A paper and presentation making the rounds, claiming to show how webapps using LDAP are vulnerable to search filter spoofing attacks.
http://www.youtube.com/watch?v=wtahzm_R8e4 http://www.blackhat.com/presentations/bh-europe-08/Alonso-Parada/Whitepaper/...
Can't imagine that work like this gets peer-reviewed, because it's mostly garbage. They concoct a scenario in section 4.1.1 of their paper, supposedly showing how filter manipulation can allow a webapp user to bypass LDAP-based authentication. It's ridiculous drivel though, since LDAP-based authentication uses Bind requests and not search filters. Most LDAP deployments don't even give search/compare access to userPassword attributes in the first place.
Just in case anybody out there might be bitten by this info - client-enforced security is no security at all.
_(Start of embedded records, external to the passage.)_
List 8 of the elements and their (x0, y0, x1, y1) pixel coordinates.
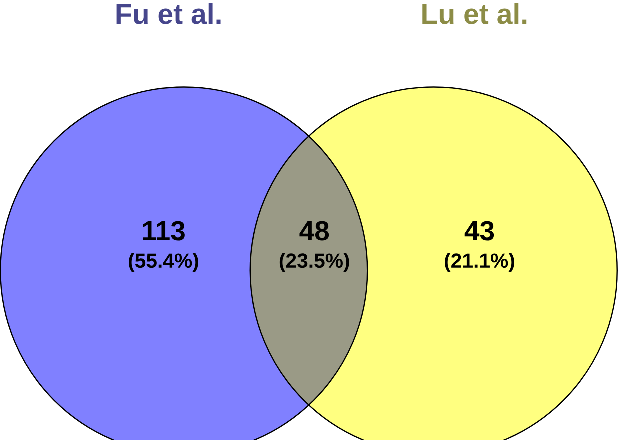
text: (55.4%) (129, 253, 198, 272)
data-label: 43 (464, 221, 494, 241)
data-label: 113 (143, 221, 185, 241)
text: Fu et al. (116, 3, 221, 24)
text: Lu et al. (422, 3, 527, 24)
text: (21.1%) (445, 253, 514, 272)
data-label: 48 (300, 221, 330, 241)
text: (23.5%) (280, 253, 350, 272)
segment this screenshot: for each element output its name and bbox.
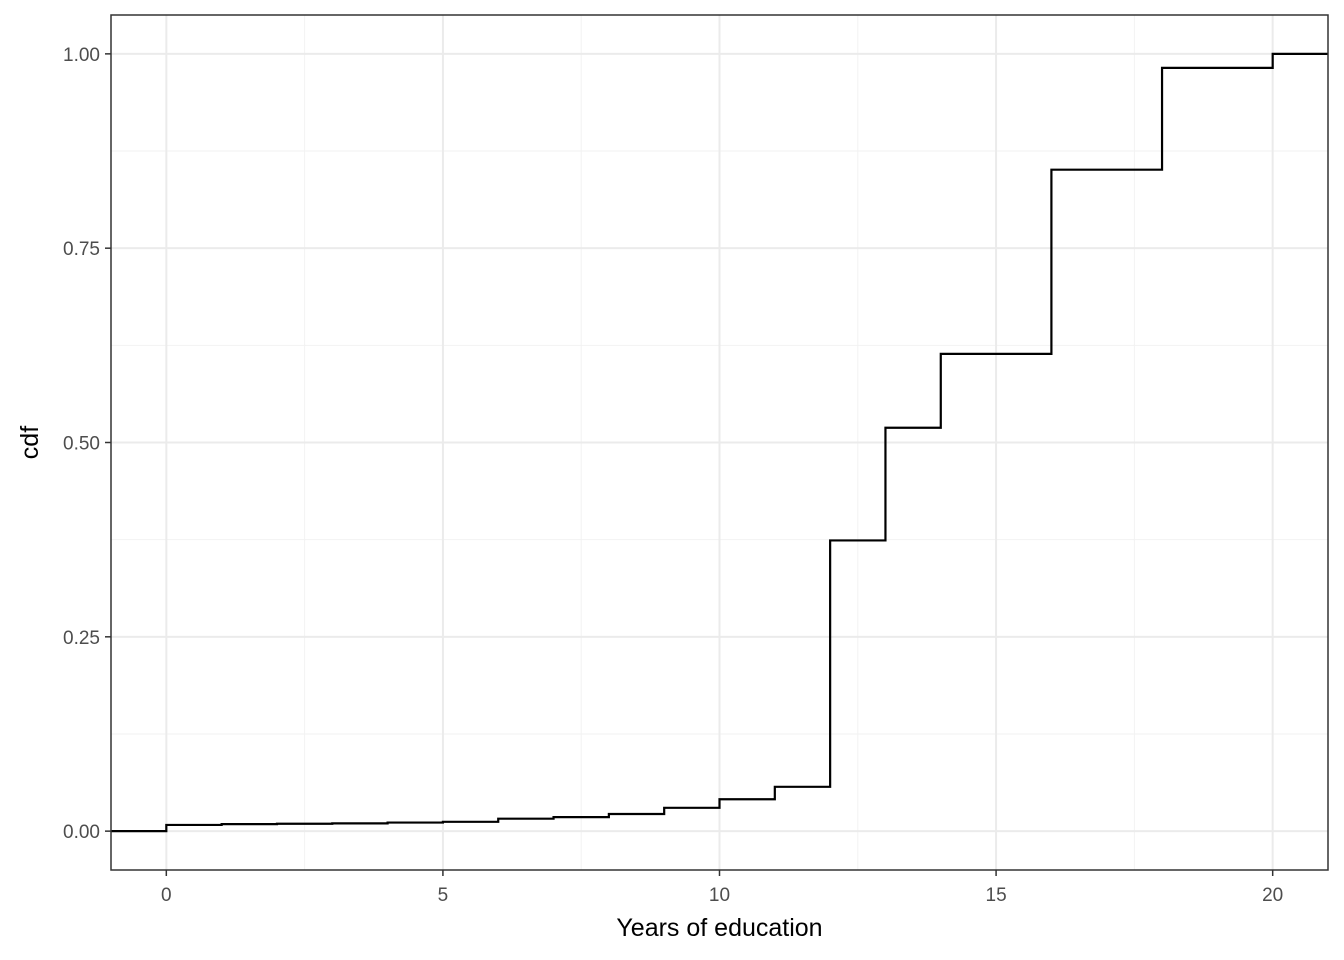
x-axis-title: Years of education: [616, 914, 822, 942]
y-tick-label: 1.00: [63, 45, 100, 66]
x-tick-label: 0: [161, 885, 172, 906]
x-tick-label: 5: [438, 885, 449, 906]
y-tick-label: 0.50: [63, 434, 100, 455]
y-axis-ticks: 0.00 0.25 0.50 0.75 1.00: [63, 45, 111, 843]
y-tick-label: 0.25: [63, 628, 100, 649]
x-tick-label: 15: [986, 885, 1007, 906]
x-tick-label: 20: [1262, 885, 1283, 906]
y-tick-label: 0.00: [63, 822, 100, 843]
y-tick-label: 0.75: [63, 239, 100, 260]
cdf-step-line: [111, 52, 1328, 833]
major-gridlines: [111, 15, 1328, 870]
x-tick-label: 10: [709, 885, 730, 906]
x-axis-ticks: 0 5 10 15 20: [161, 870, 1283, 906]
y-axis-title: cdf: [16, 426, 44, 459]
This is why slapd has such an extensive ACL engine - you enforce access controls on the server, and then it doesn't matter what kind of garbage requests your clients send to you, they can only ever access information that they were allowed to access. This is also why the old pam_ldap authorization scheme was such a bad idea, it relied on the LDAP client (pam_ldap) to correctly implement authorization, instead of the server. (Multiply that by hundreds or thousands of clients and you have an unmanageable, insecurable mess.) This is why we have nssov today.
Of course, this is no excuse to be sloppy when writing your web apps. But if you've configured ACLs to adequately protect your data, then it doesn't matter how sloppy your clients are.